The Competition Act 2002 sets out the specific practices which are expressly prohibited:
- fixing prices;
- limiting or controlling production or markets;
- sharing markets or sources of supply;
- applying dissimilar conditions to equivalent transactions with other trading parties;
- attaching supplementary obligations to a commercial contract which have nothing to do with the subject of the contract.
Irish Competition law prohibits cartel activity, which according to the Irish Competition Authority can include:
- bid rigging,
- market sharing by competitors.
There are criminal penalties of up to ten years in prison (for individuals) and fines of up to €5,000,000 or 10% of turnover (whichever is the greater) for individuals and undertakings.
Abuse of dominant position
The Competition Act also prohibits abuse of a dominant position. Generally speaking, a firm is considered dominant if it is able to act without taking account of the reaction of its customers or its rivals. The Act is not breached when a firm's vigorous competition takes sales away from less efficient rivals - this is competition working properly.
Misleading and Comparative Marketing Communications
Directive 2006/114/EC on Misleading and Comparative Advertising protects traders against misleading advertising and lays down the conditions under which comparative advertising is permitted. The Directive has been given effect in Ireland by the European Communities (Misleading and Comparative Marketing Communications) Regulations 2007 (S.I. No. 774/2007).
State Aid refers to forms of assistance from a public body, or publicly funded body, given to undertakings on a discretionary basis, with the potential to distort competition and affect trade between member states of the EU.
In general, State aid is banned because of its anti-competitive effects. However, various categories of schemes are approved because their positive effects are considered to outweigh their negative impact.

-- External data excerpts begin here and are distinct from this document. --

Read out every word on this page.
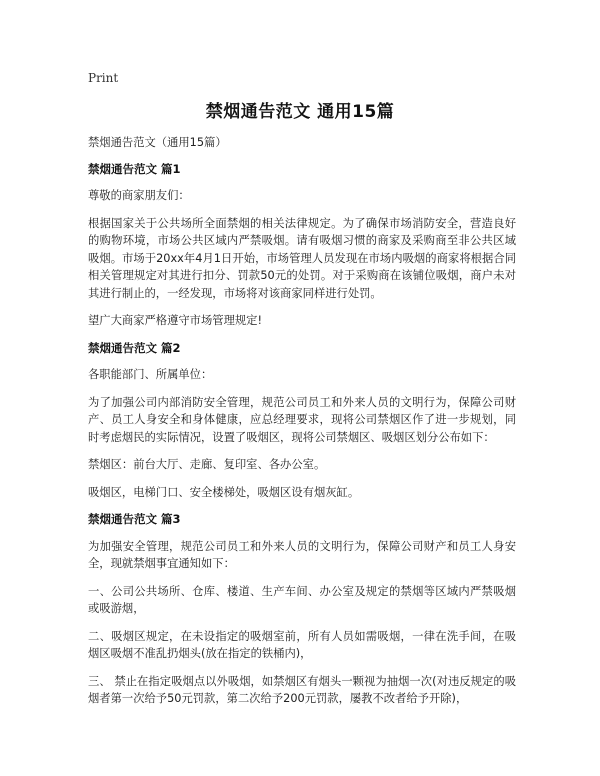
Print
禁烟通告范文 通用15篇

禁烟通告范文（通用15篇）

禁烟通告范文 篇1

尊敬的商家朋友们：

根据国家关于公共场所全面禁烟的相关法律规定。为了确保市场消防安全，营造良好的购物环境，市场公共区域内严禁吸烟。请有吸烟习惯的商家及采购商至非公共区域吸烟。市场于20xx年4月1日开始，市场管理人员发现在市场内吸烟的商家将根据合同相关管理规定对其进行扣分、罚款50元的处罚。对于采购商在该铺位吸烟，商户未对其进行制止的，一经发现，市场将对该商家同样进行处罚。

望广大商家严格遵守市场管理规定!

禁烟通告范文 篇2

各职能部门、所属单位：

为了加强公司内部消防安全管理，规范公司员工和外来人员的文明行为，保障公司财产、员工人身安全和身体健康，应总经理要求，现将公司禁烟区作了进一步规划，同时考虑烟民的实际情况，设置了吸烟区，现将公司禁烟区、吸烟区划分公布如下：

禁烟区：前台大厅、走廊、复印室、各办公室。

吸烟区，电梯门口、安全楼梯处，吸烟区设有烟灰缸。

禁烟通告范文 篇3

为加强安全管理，规范公司员工和外来人员的文明行为，保障公司财产和员工人身安全，现就禁烟事宜通知如下：

一、公司公共场所、仓库、楼道、生产车间、办公室及规定的禁烟等区域内严禁吸烟或吸游烟，

二、吸烟区规定，在未设指定的吸烟室前，所有人员如需吸烟，一律在洗手间，在吸烟区吸烟不准乱扔烟头(放在指定的铁桶内)，

三、 禁止在指定吸烟点以外吸烟，如禁烟区有烟头一颗视为抽烟一次(对违反规定的吸烟者第一次给予50元罚款，第二次给予200元罚款，屡教不改者给予开除)，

There are a number of state aid schemes to support companies, provided by the Department of Jobs, Enterprise, and Innovation (DJEI).

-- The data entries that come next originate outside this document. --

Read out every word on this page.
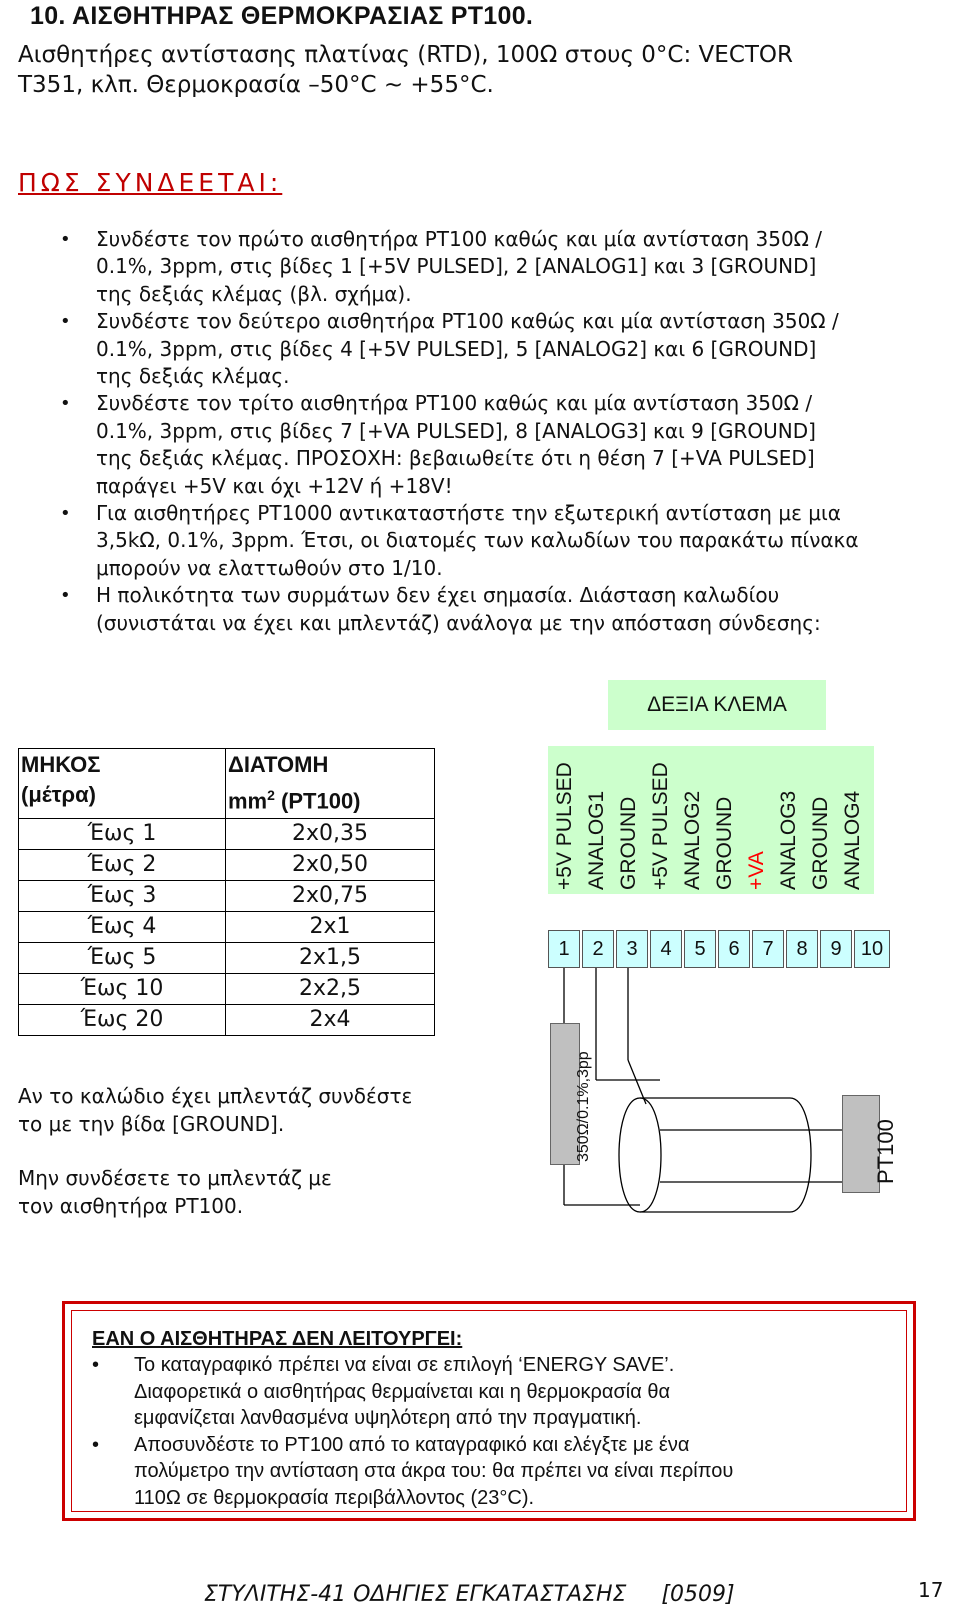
10. ΑΙΣΘΗΤΗΡΑΣ ΘΕΡΜΟΚΡΑΣΙΑΣ PT100.
Αισθητήρες αντίστασης πλατίνας (RTD), 100Ω στους 0°C: VECTOR
T351, κλπ. Θερμοκρασία –50°C ~ +55°C.
ΠΩΣ ΣΥΝΔΕΕΤΑΙ:
• Συνδέστε τον πρώτο αισθητήρα PT100 καθώς και μία αντίσταση 350Ω /
0.1%, 3ppm, στις βίδες 1 [+5V PULSED], 2 [ANALOG1] και 3 [GROUND]
της δεξιάς κλέμας (βλ. σχήμα).
• Συνδέστε τον δεύτερο αισθητήρα PT100 καθώς και μία αντίσταση 350Ω /
0.1%, 3ppm, στις βίδες 4 [+5V PULSED], 5 [ANALOG2] και 6 [GROUND]
της δεξιάς κλέμας.
• Συνδέστε τον τρίτο αισθητήρα PT100 καθώς και μία αντίσταση 350Ω /
0.1%, 3ppm, στις βίδες 7 [+VA PULSED], 8 [ANALOG3] και 9 [GROUND]
της δεξιάς κλέμας. ΠΡΟΣΟΧΗ: βεβαιωθείτε ότι η θέση 7 [+VA PULSED]
παράγει +5V και όχι +12V ή +18V!
• Για αισθητήρες PT1000 αντικαταστήστε την εξωτερική αντίσταση με μια
3,5kΩ, 0.1%, 3ppm. Έτσι, οι διατομές των καλωδίων του παρακάτω πίνακα
μπορούν να ελαττωθούν στο 1/10.
• Η πολικότητα των συρμάτων δεν έχει σημασία. Διάσταση καλωδίου
(συνιστάται να έχει και μπλεντάζ) ανάλογα με την απόσταση σύνδεσης:
ΔΕΞΙΑ ΚΛΕΜΑ
ΜΗΚΟΣ
(μέτρα)	ΔΙΑΤΟΜΗ
$mm^2$ (PT100)
Έως 1	2x0,35
Έως 2	2x0,50
Έως 3	2x0,75
Έως 4	2x1
Έως 5	2x1,5
Έως 10	2x2,5
Έως 20	2x4
+5V PULSED ANALOG1 GROUND +5V PULSED ANALOG2 GROUND +VA ANALOG3 GROUND ANALOG4
1	2	3	4	5	6	7	8	9 10
350Ω/0.1%,3pp	PT100
Αν το καλώδιο έχει μπλεντάζ συνδέστε
το με την βίδα [GROUND].
Μην συνδέσετε το μπλεντάζ με
τον αισθητήρα PT100.
ΕΑΝ Ο ΑΙΣΘΗΤΗΡΑΣ ΔΕΝ ΛΕΙΤΟΥΡΓΕΙ:
• Το καταγραφικό πρέπει να είναι σε επιλογή ‘ENERGY SAVE’.
Διαφορετικά ο αισθητήρας θερμαίνεται και η θερμοκρασία θα
εμφανίζεται λανθασμένα υψηλότερη από την πραγματική.
• Αποσυνδέστε το PT100 από το καταγραφικό και ελέγξτε με ένα
πολύμετρο την αντίσταση στα άκρα του: θα πρέπει να είναι περίπου
110Ω σε θερμοκρασία περιβάλλοντος (23°C).
ΣΤΥΛΙΤΗΣ-41 ΟΔΗΓΙΕΣ ΕΓΚΑΤΑΣΤΑΣΗΣ     [0509]	17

The National Consumer Agency enforces a wide range of consumer protection laws, including laws on:
- deceptive trading practices (including unfair, misleading and aggressive);
- unfair contract terms;
- consumer safety (mandatory standards);
- unit pricing;
- price displays.
National competition authorities
The Competition Authority is responsible for the enforcement of Irish competition law which is designed primarily to protect and benefit the consumer. The Authority will investigate complaints about anti-competitive practices such as price-fixing.

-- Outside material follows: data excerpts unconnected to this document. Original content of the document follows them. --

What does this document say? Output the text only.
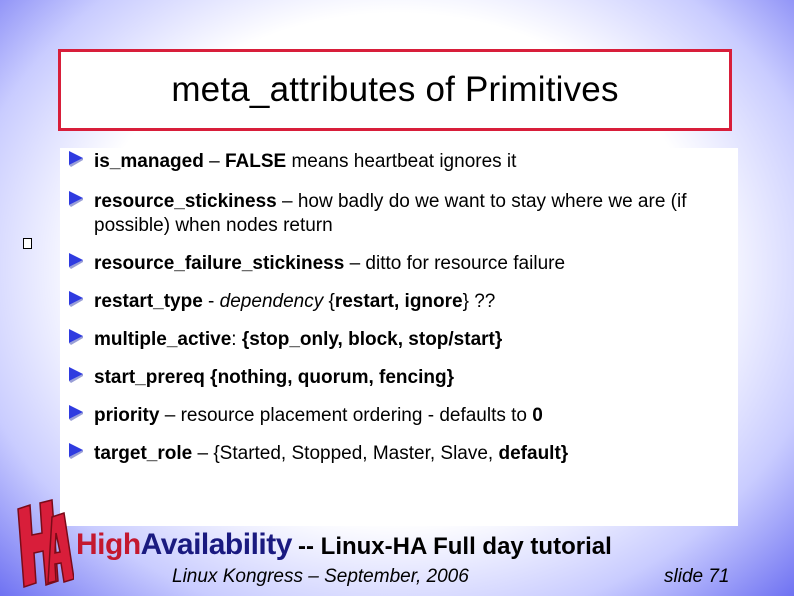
meta_attributes of Primitives
is_managed – FALSE means heartbeat ignores it
resource_stickiness – how badly do we want to stay where we are (if possible) when nodes return
resource_failure_stickiness – ditto for resource failure
restart_type - dependency {restart, ignore} ??
multiple_active: {stop_only, block, stop/start}
start_prereq {nothing, quorum, fencing}
priority – resource placement ordering - defaults to 0
target_role – {Started, Stopped, Master, Slave, default}
HighAvailability -- Linux-HA Full day tutorial
Linux Kongress – September, 2006	slide 71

Strict provisions govern company mergers
Mergers and acquisitions of businesses with a turnover above certain thresholds must be notified to the Competition Authority.
Some exceptions to these general rules apply, including mergers and acquisitions of media organisations which must be notified to the Authority irrespective of the turnover of the organisations involved and some mergers and acquisitions involving banks which should be notified to the Minister of Finance, rather than to the Authority.
There is also a provision for Voluntary notification for mergers and acquisitions that do not meet the financial thresholds but have the potential to substantially lessen competition in the State.
State Aid notification
The Department of Jobs Enterprise, and Innovation (DJEI) notifies the European Commission, where necessary, of any state aid schemes under its responsibility. It also advises other government departments in Ireland on compliance with EU State Aid rules.
Complaints on allegedly unlawful state aid can be filed online with the European Commission's Competition Directorate General.
Buyers of goods and services, including businesses, can contact the Competition Authority and report suspected anticompetitive behaviour. There is a complaint form on the Authority's website.
Business Access to State Information and Services (BASIS) delivers government information and services to businesses online. The information is structured around the lifecycle of a business, such as starting up or employing staff.
The Department of Jobs Enterprise, and Innovation has a role to promote competition in all sectors of the economy, in the framework of Competition legislation.